In reflection I see this process as a metaphor for life. First, no matter what our similarities, we are all individuals with unique perspectives and interests. The differences may be subtle but nothing looks, feels or sounds quite the same as what the person next to us is seeing, feeling or hearing. From this angle I marvel how we manage to communicate our deepest thoughts and, for that matter, sometimes do it quite well. My friend, Carla Webb at Empowered by Horses uses horses to help people learn more about effective communication. Her work drives home the need for patience and compassion when trying to get a point across and, more importantly, when listening to another, especially one from a different culture and language. With writing, the challenge increases. Here there is no body language, facial expression or intonation of speech. It’s just ink on paper ready to be interpreted at will. This is where I learn humility. I cannot force others to see what I see or feel what I do. Sometimes I just have to face the fact that I don't yet have the skill to portray what I want. I trust that skill will come but, until then, I can do justice to the process by following my heart as it manifests on the page.

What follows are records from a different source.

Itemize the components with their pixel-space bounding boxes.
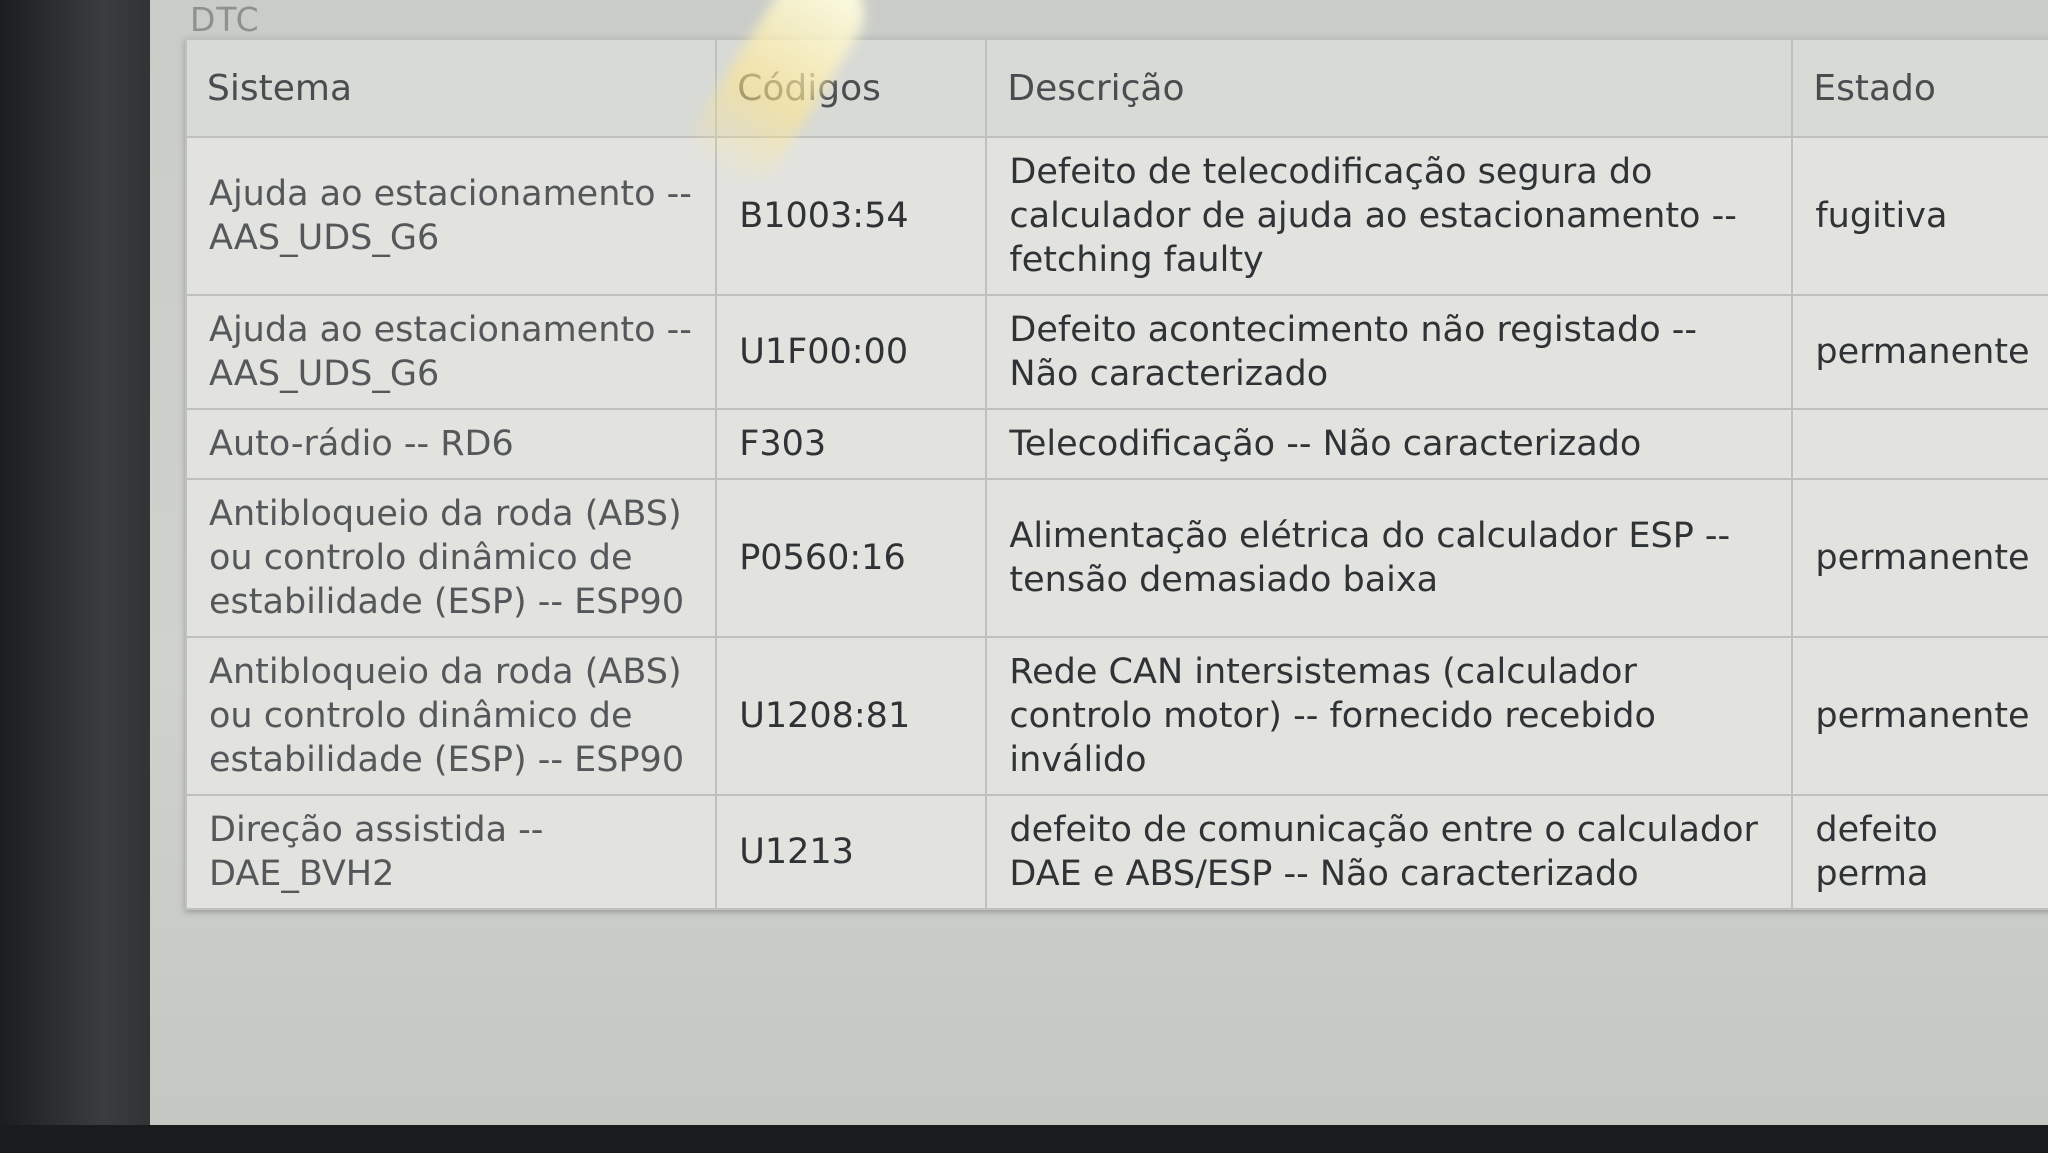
- cell-description: Defeito acontecimento não registado -- N…: [985, 294, 1794, 410]
- cell-state: defeito perma: [1791, 794, 2048, 910]
- dtc-table: Sistema Códigos Descrição Estado Ajuda a…: [184, 38, 2048, 910]
- table-header-row: Sistema Códigos Descrição Estado: [184, 38, 2048, 138]
- cell-code: P0560:16: [715, 478, 988, 638]
- header-system[interactable]: Sistema: [184, 38, 718, 138]
- table-row[interactable]: Ajuda ao estacionamento -- AAS_UDS_G6 B1…: [184, 136, 2048, 296]
- table-row[interactable]: Antibloqueio da roda (ABS) ou controlo d…: [184, 636, 2048, 796]
- header-description[interactable]: Descrição: [985, 38, 1794, 138]
- table-row[interactable]: Direção assistida -- DAE_BVH2 U1213 defe…: [184, 794, 2048, 910]
- cell-system: Ajuda ao estacionamento -- AAS_UDS_G6: [184, 136, 718, 296]
- table-row[interactable]: Ajuda ao estacionamento -- AAS_UDS_G6 U1…: [184, 294, 2048, 410]
- cell-state: fugitiva: [1791, 136, 2048, 296]
- cell-description: defeito de comunicação entre o calculado…: [985, 794, 1794, 910]
- cell-state: [1791, 408, 2048, 480]
- cell-system: Antibloqueio da roda (ABS) ou controlo d…: [184, 636, 718, 796]
- table-row[interactable]: Antibloqueio da roda (ABS) ou controlo d…: [184, 478, 2048, 638]
- cell-description: Rede CAN intersistemas (calculador contr…: [985, 636, 1794, 796]
- diagnostic-screen: DTC Sistema Códigos Descrição Estado Aju…: [150, 0, 2048, 1125]
- section-title: DTC: [190, 0, 260, 39]
- cell-system: Auto-rádio -- RD6: [184, 408, 718, 480]
- bottom-bezel: [0, 1125, 2048, 1153]
- cell-code: U1213: [715, 794, 988, 910]
- cell-system: Antibloqueio da roda (ABS) ou controlo d…: [184, 478, 718, 638]
- cell-code: U1208:81: [715, 636, 988, 796]
- cell-state: permanente: [1791, 636, 2048, 796]
- table-row[interactable]: Auto-rádio -- RD6 F303 Telecodificação -…: [184, 408, 2048, 480]
- cell-description: Defeito de telecodificação segura do cal…: [985, 136, 1794, 296]
- cell-state: permanente: [1791, 478, 2048, 638]
- header-state[interactable]: Estado: [1791, 38, 2048, 138]
- cell-code: F303: [715, 408, 988, 480]
- cell-system: Ajuda ao estacionamento -- AAS_UDS_G6: [184, 294, 718, 410]
- cell-system: Direção assistida -- DAE_BVH2: [184, 794, 718, 910]
- cell-description: Alimentação elétrica do calculador ESP -…: [985, 478, 1794, 638]
- cell-code: U1F00:00: [715, 294, 988, 410]
- cell-state: permanente: [1791, 294, 2048, 410]
- cell-description: Telecodificação -- Não caracterizado: [985, 408, 1794, 480]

Second, this editing process reminds me of some excellent advice I once received from a professional writer, Pamela Mandel. She said that while it was good for me to get outside suggestions, at the end of the day the story will have my name on it. Take only what feels right for you, she said. In my training with The ARC Institute, we talked of this same process as coming into Self or coming into leadership of who we are and where we are going. In ARC the focus was on our internal parts—different aspects of who we are. These parts, just like my readers, all have unique perspectives on life, different desires and needs. Parts of me, for example, may want to eat another piece of chocolate cake, run naked down the street or quit my job, sometimes all at the same time. And, while it’s a good idea to acknowledge and listen to these disparate inner parts, decisions still have to be made that benefit the whole. It is up to my Self to take leadership and direct me towards the safest, healthiest or heart-centred route. While that may still mean having second helpings of desert, it won’t be done unless the whole of me (and, if appropriate, my community) is considered.
So, that is what I did. Over the last few days I considered the excellent suggestions I received: I incorporated some, revised others and deleted the rest. Some ideas I had to sit with for a while, searching deep inside to see where my truth lay and with others, it was more of a question of whether it my style of writing that needed clarity or just one reader's unique slant on things.
Regardless, as said above, all I can do is follow my heart and see where it goes.